Haydar Zafer

Personal information
- Nationality: Turkish
- Born: 1 January 1916 Bolu, Ottoman Empire
- Died: 28 June 1994 (aged 78) Düzce, Turkey

Sport
- Sport: Wrestling
- Event: Freestyle
- Coached by: Nurettin Zafer

Medal record
Men's freestyle wrestling
Representing Turkey
World Championships
| Gold medal – first place | 1951 Helsinki | Middleweight |

= Haydar Zafer =

Turkish wrestler (1916–1994)

Haydar Zafer (1 January 1916 – 28 June 1994) was a Turkish wrestler. He competed in the men's freestyle middleweight at the 1952 Summer Olympics.

==Wrestling career==
Haydar Zafer grew up in Bolu and started Turkish oil wrestling there as a teenager. After 1945, he also pursued Olympic wrestling. He preferred freestyle, but also wrestled in the Greco-Roman style. In 1949 he joined the Turkish national team, where he was coached by Nuri Boytorun. In 1951 he competed in his first international championship in Helsinki and immediately became world champion in the middleweight, free style. Since at that time there were much fewer international title fights than today, Haydar Zafer could also participate in only three international championships.

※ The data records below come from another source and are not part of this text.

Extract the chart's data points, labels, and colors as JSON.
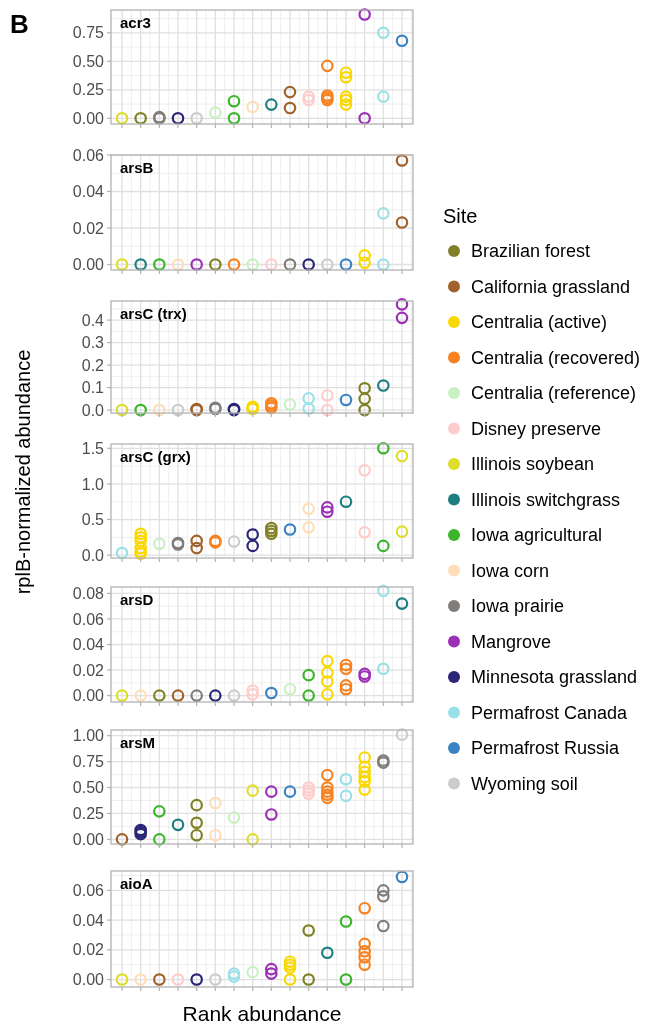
{
  "chart_data": [
    {
      "type": "scatter",
      "title": "acr3",
      "annotations": [
        "B"
      ],
      "marker": "circle",
      "grid": true,
      "categories": [
        null,
        null,
        null,
        null,
        null,
        null,
        null,
        null,
        null,
        null,
        null,
        null,
        null,
        null,
        null,
        null
      ],
      "ylim": [
        -0.05,
        0.95
      ],
      "yticks": [
        {
          "value": 0,
          "label": "0.00"
        },
        {
          "value": 0.25,
          "label": "0.25"
        },
        {
          "value": 0.5,
          "label": "0.50"
        },
        {
          "value": 0.75,
          "label": "0.75"
        }
      ],
      "series": [
        {
          "colors": [
            "#dddd2a",
            "#808026",
            "#807d7a",
            "#2b2577",
            "#cccccc",
            "#c9f0c0",
            "#3bb52a",
            "#ffdeb7",
            "#1d7f7f",
            "#a0622a",
            "#ffcccc",
            "#f7821f",
            "#f9d800",
            "#9b2fb5",
            "#99e0e8",
            "#3b83c4"
          ],
          "values": [
            0,
            0,
            0.01,
            0,
            0,
            0.05,
            0.15,
            0.1,
            0.12,
            0.23,
            0.19,
            0.46,
            0.4,
            0.91,
            0.75,
            0.68
          ]
        },
        {
          "colors": [
            null,
            null,
            "#807d7a",
            null,
            null,
            null,
            "#3bb52a",
            null,
            null,
            "#a0622a",
            "#ffcccc",
            "#f7821f",
            "#f9d800",
            "#9b2fb5",
            "#99e0e8",
            null
          ],
          "values": [
            null,
            null,
            0,
            null,
            null,
            null,
            0,
            null,
            null,
            0.09,
            0.16,
            0.2,
            0.36,
            0,
            0.19,
            null
          ]
        },
        {
          "colors": [
            null,
            null,
            null,
            null,
            null,
            null,
            null,
            null,
            null,
            null,
            null,
            "#f7821f",
            "#f9d800",
            null,
            null,
            null
          ],
          "values": [
            null,
            null,
            null,
            null,
            null,
            null,
            null,
            null,
            null,
            null,
            null,
            0.18,
            0.19,
            null,
            null,
            null
          ]
        },
        {
          "colors": [
            null,
            null,
            null,
            null,
            null,
            null,
            null,
            null,
            null,
            null,
            null,
            "#f7821f",
            "#f9d800",
            null,
            null,
            null
          ],
          "values": [
            null,
            null,
            null,
            null,
            null,
            null,
            null,
            null,
            null,
            null,
            null,
            0.16,
            0.16,
            null,
            null,
            null
          ]
        },
        {
          "colors": [
            null,
            null,
            null,
            null,
            null,
            null,
            null,
            null,
            null,
            null,
            null,
            null,
            "#f9d800",
            null,
            null,
            null
          ],
          "values": [
            null,
            null,
            null,
            null,
            null,
            null,
            null,
            null,
            null,
            null,
            null,
            null,
            0.12,
            null,
            null,
            null
          ]
        }
      ]
    },
    {
      "type": "scatter",
      "title": "arsB",
      "marker": "circle",
      "grid": true,
      "categories": [
        null,
        null,
        null,
        null,
        null,
        null,
        null,
        null,
        null,
        null,
        null,
        null,
        null,
        null,
        null,
        null
      ],
      "ylim": [
        -0.003,
        0.06
      ],
      "yticks": [
        {
          "value": 0,
          "label": "0.00"
        },
        {
          "value": 0.02,
          "label": "0.02"
        },
        {
          "value": 0.04,
          "label": "0.04"
        },
        {
          "value": 0.06,
          "label": "0.06"
        }
      ],
      "series": [
        {
          "colors": [
            "#dddd2a",
            "#1d7f7f",
            "#3bb52a",
            "#ffdeb7",
            "#9b2fb5",
            "#808026",
            "#f7821f",
            "#c9f0c0",
            "#ffcccc",
            "#807d7a",
            "#2b2577",
            "#cccccc",
            "#3b83c4",
            "#f9d800",
            "#99e0e8",
            "#a0622a"
          ],
          "values": [
            0,
            0,
            0,
            0,
            0,
            0,
            0,
            0,
            0,
            0,
            0,
            0,
            0,
            0.005,
            0.028,
            0.057
          ]
        },
        {
          "colors": [
            null,
            null,
            null,
            null,
            null,
            null,
            null,
            null,
            null,
            null,
            null,
            null,
            null,
            "#f9d800",
            "#99e0e8",
            "#a0622a"
          ],
          "values": [
            null,
            null,
            null,
            null,
            null,
            null,
            null,
            null,
            null,
            null,
            null,
            null,
            null,
            0.001,
            0,
            0.023
          ]
        }
      ]
    },
    {
      "type": "scatter",
      "title": "arsC (trx)",
      "marker": "circle",
      "grid": true,
      "categories": [
        null,
        null,
        null,
        null,
        null,
        null,
        null,
        null,
        null,
        null,
        null,
        null,
        null,
        null,
        null,
        null
      ],
      "ylim": [
        -0.013,
        0.485
      ],
      "yticks": [
        {
          "value": 0,
          "label": "0.0"
        },
        0.1,
        0.2,
        0.3,
        0.4
      ],
      "series": [
        {
          "colors": [
            "#dddd2a",
            "#3bb52a",
            "#ffdeb7",
            "#cccccc",
            "#a0622a",
            "#807d7a",
            "#2b2577",
            "#f9d800",
            "#f7821f",
            "#c9f0c0",
            "#99e0e8",
            "#ffcccc",
            "#3b83c4",
            "#808026",
            "#1d7f7f",
            "#9b2fb5"
          ],
          "values": [
            0,
            0,
            0,
            0,
            0.005,
            0.01,
            0.005,
            0.015,
            0.03,
            0.025,
            0.052,
            0.065,
            0.045,
            0.097,
            0.109,
            0.47
          ]
        },
        {
          "colors": [
            null,
            null,
            null,
            null,
            "#a0622a",
            "#807d7a",
            "#2b2577",
            "#f9d800",
            "#f7821f",
            null,
            "#99e0e8",
            "#ffcccc",
            null,
            "#808026",
            null,
            "#9b2fb5"
          ],
          "values": [
            null,
            null,
            null,
            null,
            0,
            0.005,
            0,
            0.01,
            0.02,
            null,
            0.007,
            0,
            null,
            0.05,
            null,
            0.41
          ]
        },
        {
          "colors": [
            null,
            null,
            null,
            null,
            null,
            null,
            null,
            "#f9d800",
            "#f7821f",
            null,
            null,
            null,
            null,
            "#808026",
            null,
            null
          ],
          "values": [
            null,
            null,
            null,
            null,
            null,
            null,
            null,
            0.005,
            0.01,
            null,
            null,
            null,
            null,
            0,
            null,
            null
          ]
        }
      ]
    },
    {
      "type": "scatter",
      "title": "arsC (grx)",
      "ylabel": "rplB-normalized abundance",
      "legend": "right",
      "legend_title": "Site",
      "marker": "circle",
      "grid": true,
      "categories": [
        null,
        null,
        null,
        null,
        null,
        null,
        null,
        null,
        null,
        null,
        null,
        null,
        null,
        null,
        null,
        null
      ],
      "ylim": [
        -0.04,
        1.56
      ],
      "yticks": [
        {
          "value": 0,
          "label": "0.0"
        },
        0.5,
        {
          "value": 1,
          "label": "1.0"
        },
        1.5
      ],
      "series": [
        {
          "name": "Brazilian forest",
          "color": "#808026",
          "values": [
            null,
            null,
            null,
            null,
            null,
            null,
            null,
            null,
            0.38,
            null,
            null,
            null,
            null,
            null,
            null,
            null
          ]
        },
        {
          "name": "California grassland",
          "color": "#a0622a",
          "values": [
            null,
            null,
            null,
            null,
            0.2,
            null,
            null,
            null,
            null,
            null,
            null,
            null,
            null,
            null,
            null,
            null
          ]
        },
        {
          "name": "Centralia (active)",
          "color": "#f9d800",
          "values": [
            null,
            0.3,
            null,
            null,
            null,
            null,
            null,
            null,
            null,
            null,
            null,
            null,
            null,
            null,
            null,
            null
          ]
        },
        {
          "name": "Centralia (recovered)",
          "color": "#f7821f",
          "values": [
            null,
            null,
            null,
            null,
            null,
            0.2,
            null,
            null,
            null,
            null,
            null,
            null,
            null,
            null,
            null,
            null
          ]
        },
        {
          "name": "Centralia (reference)",
          "color": "#c9f0c0",
          "values": [
            null,
            null,
            0.16,
            null,
            null,
            null,
            null,
            null,
            null,
            null,
            null,
            null,
            null,
            null,
            null,
            null
          ]
        },
        {
          "name": "Disney preserve",
          "color": "#ffcccc",
          "values": [
            null,
            null,
            null,
            null,
            null,
            null,
            null,
            null,
            null,
            null,
            null,
            null,
            null,
            1.19,
            null,
            null
          ]
        },
        {
          "name": "Illinois soybean",
          "color": "#dddd2a",
          "values": [
            null,
            null,
            null,
            null,
            null,
            null,
            null,
            null,
            null,
            null,
            null,
            null,
            null,
            null,
            null,
            1.39
          ]
        },
        {
          "name": "Illinois switchgrass",
          "color": "#1d7f7f",
          "values": [
            null,
            null,
            null,
            null,
            null,
            null,
            null,
            null,
            null,
            null,
            null,
            null,
            0.75,
            null,
            null,
            null
          ]
        },
        {
          "name": "Iowa agricultural",
          "color": "#3bb52a",
          "values": [
            null,
            null,
            null,
            null,
            null,
            null,
            null,
            null,
            null,
            null,
            null,
            null,
            null,
            null,
            1.5,
            null
          ]
        },
        {
          "name": "Iowa corn",
          "color": "#ffdeb7",
          "values": [
            null,
            null,
            null,
            null,
            null,
            null,
            null,
            null,
            null,
            null,
            0.65,
            null,
            null,
            null,
            null,
            null
          ]
        },
        {
          "name": "Iowa prairie",
          "color": "#807d7a",
          "values": [
            null,
            null,
            null,
            0.17,
            null,
            null,
            null,
            null,
            null,
            null,
            null,
            null,
            null,
            null,
            null,
            null
          ]
        },
        {
          "name": "Mangrove",
          "color": "#9b2fb5",
          "values": [
            null,
            null,
            null,
            null,
            null,
            null,
            null,
            null,
            null,
            null,
            null,
            0.67,
            null,
            null,
            null,
            null
          ]
        },
        {
          "name": "Minnesota grassland",
          "color": "#2b2577",
          "values": [
            null,
            null,
            null,
            null,
            null,
            null,
            null,
            0.29,
            null,
            null,
            null,
            null,
            null,
            null,
            null,
            null
          ]
        },
        {
          "name": "Permafrost Canada",
          "color": "#99e0e8",
          "values": [
            0.03,
            null,
            null,
            null,
            null,
            null,
            null,
            null,
            null,
            null,
            null,
            null,
            null,
            null,
            null,
            null
          ]
        },
        {
          "name": "Permafrost Russia",
          "color": "#3b83c4",
          "values": [
            null,
            null,
            null,
            null,
            null,
            null,
            null,
            null,
            null,
            0.36,
            null,
            null,
            null,
            null,
            null,
            null
          ]
        },
        {
          "name": "Wyoming soil",
          "color": "#cccccc",
          "values": [
            null,
            null,
            null,
            null,
            null,
            null,
            0.19,
            null,
            null,
            null,
            null,
            null,
            null,
            null,
            null,
            null
          ]
        },
        {
          "colors": [
            null,
            "#f9d800",
            null,
            "#807d7a",
            "#a0622a",
            "#f7821f",
            null,
            "#2b2577",
            "#808026",
            null,
            "#ffdeb7",
            "#9b2fb5",
            null,
            "#ffcccc",
            "#3bb52a",
            "#dddd2a"
          ],
          "values": [
            null,
            0.25,
            null,
            0.15,
            0.1,
            0.18,
            null,
            0.13,
            0.34,
            null,
            0.39,
            0.61,
            null,
            0.32,
            0.13,
            0.33
          ]
        },
        {
          "colors": [
            null,
            "#f9d800",
            null,
            null,
            null,
            null,
            null,
            null,
            "#808026",
            null,
            null,
            null,
            null,
            null,
            null,
            null
          ],
          "values": [
            null,
            0.2,
            null,
            null,
            null,
            null,
            null,
            null,
            0.3,
            null,
            null,
            null,
            null,
            null,
            null,
            null
          ]
        },
        {
          "colors": [
            null,
            "#f9d800",
            null,
            null,
            null,
            null,
            null,
            null,
            null,
            null,
            null,
            null,
            null,
            null,
            null,
            null
          ],
          "values": [
            null,
            0.1,
            null,
            null,
            null,
            null,
            null,
            null,
            null,
            null,
            null,
            null,
            null,
            null,
            null,
            null
          ]
        },
        {
          "colors": [
            null,
            "#f9d800",
            null,
            null,
            null,
            null,
            null,
            null,
            null,
            null,
            null,
            null,
            null,
            null,
            null,
            null
          ],
          "values": [
            null,
            0.05,
            null,
            null,
            null,
            null,
            null,
            null,
            null,
            null,
            null,
            null,
            null,
            null,
            null,
            null
          ]
        },
        {
          "colors": [
            null,
            "#f9d800",
            null,
            null,
            null,
            null,
            null,
            null,
            null,
            null,
            null,
            null,
            null,
            null,
            null,
            null
          ],
          "values": [
            null,
            0.02,
            null,
            null,
            null,
            null,
            null,
            null,
            null,
            null,
            null,
            null,
            null,
            null,
            null,
            null
          ]
        }
      ]
    },
    {
      "type": "scatter",
      "title": "arsD",
      "marker": "circle",
      "grid": true,
      "categories": [
        null,
        null,
        null,
        null,
        null,
        null,
        null,
        null,
        null,
        null,
        null,
        null,
        null,
        null,
        null,
        null
      ],
      "ylim": [
        -0.005,
        0.085
      ],
      "yticks": [
        {
          "value": 0,
          "label": "0.00"
        },
        {
          "value": 0.02,
          "label": "0.02"
        },
        {
          "value": 0.04,
          "label": "0.04"
        },
        {
          "value": 0.06,
          "label": "0.06"
        },
        {
          "value": 0.08,
          "label": "0.08"
        }
      ],
      "series": [
        {
          "colors": [
            "#dddd2a",
            "#ffdeb7",
            "#808026",
            "#a0622a",
            "#807d7a",
            "#2b2577",
            "#cccccc",
            "#ffcccc",
            "#3b83c4",
            "#c9f0c0",
            "#3bb52a",
            "#f9d800",
            "#f7821f",
            "#9b2fb5",
            "#99e0e8",
            "#1d7f7f"
          ],
          "values": [
            0,
            0,
            0,
            0,
            0,
            0,
            0,
            0.004,
            0.002,
            0.005,
            0.016,
            0.027,
            0.024,
            0.017,
            0.082,
            0.072
          ]
        },
        {
          "colors": [
            null,
            null,
            null,
            null,
            null,
            null,
            null,
            "#ffcccc",
            null,
            null,
            "#3bb52a",
            "#f9d800",
            "#f7821f",
            "#9b2fb5",
            "#99e0e8",
            null
          ],
          "values": [
            null,
            null,
            null,
            null,
            null,
            null,
            null,
            0.001,
            null,
            null,
            0,
            0.018,
            0.021,
            0.015,
            0.021,
            null
          ]
        },
        {
          "colors": [
            null,
            null,
            null,
            null,
            null,
            null,
            null,
            null,
            null,
            null,
            null,
            "#f9d800",
            "#f7821f",
            null,
            null,
            null
          ],
          "values": [
            null,
            null,
            null,
            null,
            null,
            null,
            null,
            null,
            null,
            null,
            null,
            0.011,
            0.008,
            null,
            null,
            null
          ]
        },
        {
          "colors": [
            null,
            null,
            null,
            null,
            null,
            null,
            null,
            null,
            null,
            null,
            null,
            "#f9d800",
            "#f7821f",
            null,
            null,
            null
          ],
          "values": [
            null,
            null,
            null,
            null,
            null,
            null,
            null,
            null,
            null,
            null,
            null,
            0.001,
            0.005,
            null,
            null,
            null
          ]
        }
      ]
    },
    {
      "type": "scatter",
      "title": "arsM",
      "marker": "circle",
      "grid": true,
      "categories": [
        null,
        null,
        null,
        null,
        null,
        null,
        null,
        null,
        null,
        null,
        null,
        null,
        null,
        null,
        null,
        null
      ],
      "ylim": [
        -0.045,
        1.055
      ],
      "yticks": [
        {
          "value": 0,
          "label": "0.00"
        },
        {
          "value": 0.25,
          "label": "0.25"
        },
        {
          "value": 0.5,
          "label": "0.50"
        },
        {
          "value": 0.75,
          "label": "0.75"
        },
        {
          "value": 1,
          "label": "1.00"
        }
      ],
      "series": [
        {
          "colors": [
            "#a0622a",
            "#2b2577",
            "#3bb52a",
            "#1d7f7f",
            "#808026",
            "#ffdeb7",
            "#c9f0c0",
            "#dddd2a",
            "#9b2fb5",
            "#3b83c4",
            "#ffcccc",
            "#f7821f",
            "#99e0e8",
            "#f9d800",
            "#807d7a",
            "#cccccc"
          ],
          "values": [
            0,
            0.09,
            0.27,
            0.14,
            0.33,
            0.35,
            0.21,
            0.47,
            0.46,
            0.46,
            0.5,
            0.62,
            0.58,
            0.79,
            0.76,
            1.01
          ]
        },
        {
          "colors": [
            null,
            "#2b2577",
            "#3bb52a",
            null,
            "#808026",
            "#ffdeb7",
            null,
            "#dddd2a",
            "#9b2fb5",
            null,
            "#ffcccc",
            "#f7821f",
            "#99e0e8",
            "#f9d800",
            "#807d7a",
            null
          ],
          "values": [
            null,
            0.07,
            0,
            null,
            0.16,
            0.04,
            null,
            0,
            0.24,
            null,
            0.47,
            0.5,
            0.42,
            0.7,
            0.74,
            null
          ]
        },
        {
          "colors": [
            null,
            "#2b2577",
            null,
            null,
            "#808026",
            null,
            null,
            null,
            null,
            null,
            "#ffcccc",
            "#f7821f",
            null,
            "#f9d800",
            null,
            null
          ],
          "values": [
            null,
            0.05,
            null,
            null,
            0.04,
            null,
            null,
            null,
            null,
            null,
            0.44,
            0.46,
            null,
            0.65,
            null,
            null
          ]
        },
        {
          "colors": [
            null,
            null,
            null,
            null,
            null,
            null,
            null,
            null,
            null,
            null,
            null,
            "#f7821f",
            null,
            "#f9d800",
            null,
            null
          ],
          "values": [
            null,
            null,
            null,
            null,
            null,
            null,
            null,
            null,
            null,
            null,
            null,
            0.43,
            null,
            0.6,
            null,
            null
          ]
        },
        {
          "colors": [
            null,
            null,
            null,
            null,
            null,
            null,
            null,
            null,
            null,
            null,
            null,
            "#f7821f",
            null,
            "#f9d800",
            null,
            null
          ],
          "values": [
            null,
            null,
            null,
            null,
            null,
            null,
            null,
            null,
            null,
            null,
            null,
            0.4,
            null,
            0.56,
            null,
            null
          ]
        },
        {
          "colors": [
            null,
            null,
            null,
            null,
            null,
            null,
            null,
            null,
            null,
            null,
            null,
            null,
            null,
            "#f9d800",
            null,
            null
          ],
          "values": [
            null,
            null,
            null,
            null,
            null,
            null,
            null,
            null,
            null,
            null,
            null,
            null,
            null,
            0.48,
            null,
            null
          ]
        }
      ]
    },
    {
      "type": "scatter",
      "title": "aioA",
      "xlabel": "Rank abundance",
      "marker": "circle",
      "grid": true,
      "categories": [
        null,
        null,
        null,
        null,
        null,
        null,
        null,
        null,
        null,
        null,
        null,
        null,
        null,
        null,
        null,
        null
      ],
      "ylim": [
        -0.005,
        0.073
      ],
      "yticks": [
        {
          "value": 0,
          "label": "0.00"
        },
        {
          "value": 0.02,
          "label": "0.02"
        },
        {
          "value": 0.04,
          "label": "0.04"
        },
        {
          "value": 0.06,
          "label": "0.06"
        }
      ],
      "series": [
        {
          "colors": [
            "#dddd2a",
            "#ffdeb7",
            "#a0622a",
            "#ffcccc",
            "#2b2577",
            "#cccccc",
            "#99e0e8",
            "#c9f0c0",
            "#9b2fb5",
            "#f9d800",
            "#808026",
            "#1d7f7f",
            "#3bb52a",
            "#f7821f",
            "#807d7a",
            "#3b83c4"
          ],
          "values": [
            0,
            0,
            0,
            0,
            0,
            0,
            0.004,
            0.005,
            0.007,
            0.012,
            0.033,
            0.018,
            0.039,
            0.048,
            0.06,
            0.069
          ]
        },
        {
          "colors": [
            null,
            null,
            null,
            null,
            null,
            null,
            "#99e0e8",
            null,
            "#9b2fb5",
            "#f9d800",
            "#808026",
            null,
            "#3bb52a",
            "#f7821f",
            "#807d7a",
            null
          ],
          "values": [
            null,
            null,
            null,
            null,
            null,
            null,
            0.002,
            null,
            0.004,
            0.01,
            0,
            null,
            0,
            0.024,
            0.056,
            null
          ]
        },
        {
          "colors": [
            null,
            null,
            null,
            null,
            null,
            null,
            null,
            null,
            null,
            "#f9d800",
            null,
            null,
            null,
            "#f7821f",
            "#807d7a",
            null
          ],
          "values": [
            null,
            null,
            null,
            null,
            null,
            null,
            null,
            null,
            null,
            0.008,
            null,
            null,
            null,
            0.019,
            0.036,
            null
          ]
        },
        {
          "colors": [
            null,
            null,
            null,
            null,
            null,
            null,
            null,
            null,
            null,
            "#f9d800",
            null,
            null,
            null,
            "#f7821f",
            null,
            null
          ],
          "values": [
            null,
            null,
            null,
            null,
            null,
            null,
            null,
            null,
            null,
            0,
            null,
            null,
            null,
            0.015,
            null,
            null
          ]
        },
        {
          "colors": [
            null,
            null,
            null,
            null,
            null,
            null,
            null,
            null,
            null,
            null,
            null,
            null,
            null,
            "#f7821f",
            null,
            null
          ],
          "values": [
            null,
            null,
            null,
            null,
            null,
            null,
            null,
            null,
            null,
            null,
            null,
            null,
            null,
            0.01,
            null,
            null
          ]
        }
      ]
    }
  ]
}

At the 1952 Olympic Games in Helsinki, he could not prevail in the middleweight division. After three victories, he lost on points to the Iranian Gholam Reza Takhti, whom he had defeated in the 1951 world championship, and finished 5th.

At the 1955 World Championships in Karlsruhe, he competed in the Greco-Roman style in the light heavyweight division, but did not get beyond 11th place.

After leaving active wrestling, he worked as a coach at Haliç Wrestling Club. He was married and had three children.